Évidemment, le jeu propose de bien belles illustrations, puisque l'auteur est un bédéiste de talent.  Donc quand il dessine des objets artisanaux, on est dans le concret, c'est utilisable tel quel. Tu veux une lance ? Blam, ça ressemble à ça, ça fait tant de dés de dégâts, mais ça casse facilement. Tu veux chasser une bouquetin ? J'ai le profil de la bâte, il va falloir que tu le pistes ou que tu montes une battue. Et c'est bien beau de le tuer, mais il faut découper la bidoche et ne rien perdre. As-tu pensé à t'excuser à l'esprit du bouquetin que tu as tué, au passage ?

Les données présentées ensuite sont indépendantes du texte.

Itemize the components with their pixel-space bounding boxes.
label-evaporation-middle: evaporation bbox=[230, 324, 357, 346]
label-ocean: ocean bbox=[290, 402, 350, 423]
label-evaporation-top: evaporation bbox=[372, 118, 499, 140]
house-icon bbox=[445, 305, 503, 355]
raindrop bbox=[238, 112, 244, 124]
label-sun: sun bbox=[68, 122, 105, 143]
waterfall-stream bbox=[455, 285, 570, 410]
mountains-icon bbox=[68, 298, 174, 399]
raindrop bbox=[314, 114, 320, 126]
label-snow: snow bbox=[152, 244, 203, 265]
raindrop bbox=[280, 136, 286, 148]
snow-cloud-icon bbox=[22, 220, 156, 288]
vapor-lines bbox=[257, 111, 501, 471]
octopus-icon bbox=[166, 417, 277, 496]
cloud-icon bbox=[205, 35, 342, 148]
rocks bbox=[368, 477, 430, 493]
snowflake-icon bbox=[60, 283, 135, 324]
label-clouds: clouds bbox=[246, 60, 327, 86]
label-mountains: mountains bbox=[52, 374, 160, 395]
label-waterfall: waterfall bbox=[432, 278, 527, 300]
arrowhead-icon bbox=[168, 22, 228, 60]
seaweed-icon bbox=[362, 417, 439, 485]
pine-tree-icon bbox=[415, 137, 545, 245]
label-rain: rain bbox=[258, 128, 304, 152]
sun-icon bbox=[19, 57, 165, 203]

L'auteur insiste plusieurs fois : on n'est pas là pour refaire la Guerre du feu. Pas de scénario où les PJ font un raid sur la tribu voisine pour tuer tous les hommes et chopper les femmes en les tirant par les cheveux. Tuer le meilleur chasseur d'une tribu, c'est pratiquement condamner ses proches à la famine. Mieux vaut offrir des cadeaux aux vieux de la tribu du coin pour négocier un bon mariage et un échange de bons procédés. La survie se fait grâce au partage du savoir-faire, pas en incarnant une brute qui ne sait pas aligner deux mots. Au contraire, on joue des personnages qui comprennent bien leur environnement, qui se doutent bien que mettre sa soeur enceinte ne donne pas des bébés bien forts. Certes, leur grille de lecture du monde est bourré d'interdits magiques et de croyances étranges. Ils ont des mythes fondateurs, des tabous, infusent beaucoup de pouvoir symbolique dans des objets... Mais c'est passionnant car c'est d'une grande richesse narrative.

Ce live de base offre deux très bons scénarios qui font très bien le tour de ce qu'il est possible de faire avec une telle matière préhistorique. C'est très rafraîchissant de jouer pour une fois des personnages pas foncièrement cyniques, héroïques ou puissants. C'est plus terre-à-terre, ton père se meurt, tu dois aller chercher des herbes magiques sur tel territoire, qui est connu pour abriter une créature mythique ou une tribu bannie pour cannibalisme. Tu veux marier la fille du chamane qui vit de l'autre côté de la rivière ? Elle va sans doute te demander une preuve de ton amour. Une quête ou une épreuve. Est-ce qu'elle en vaut la chandelle ?

Bref, il y a un parfum de "L'hiver s'en vient" vraiment intéressant.


Non mais matez-moi cet écran. C'est-y-pas inspirant, ces peintures rupestres et ces ombres mouvantes dans une grotte sacrée qui nécessite de se purifier avant d'y pénétrer en rampant ?

Il manquerait plus qu'il y ait des suppléments, tiens. Ben justement, y'en a 2, à ce jour.


Ils proposent des scénarios de qualité, une aide de jeu sur l'anthropophagie, des illustrations inspirantes... bref, ils prolongent agréablement le plaisir qu'on a avec la BD puis le livre de base. Un suivi de qualité qui ne délaye pas la sauce inutilement mais qui apporte une plus-value à la gamme.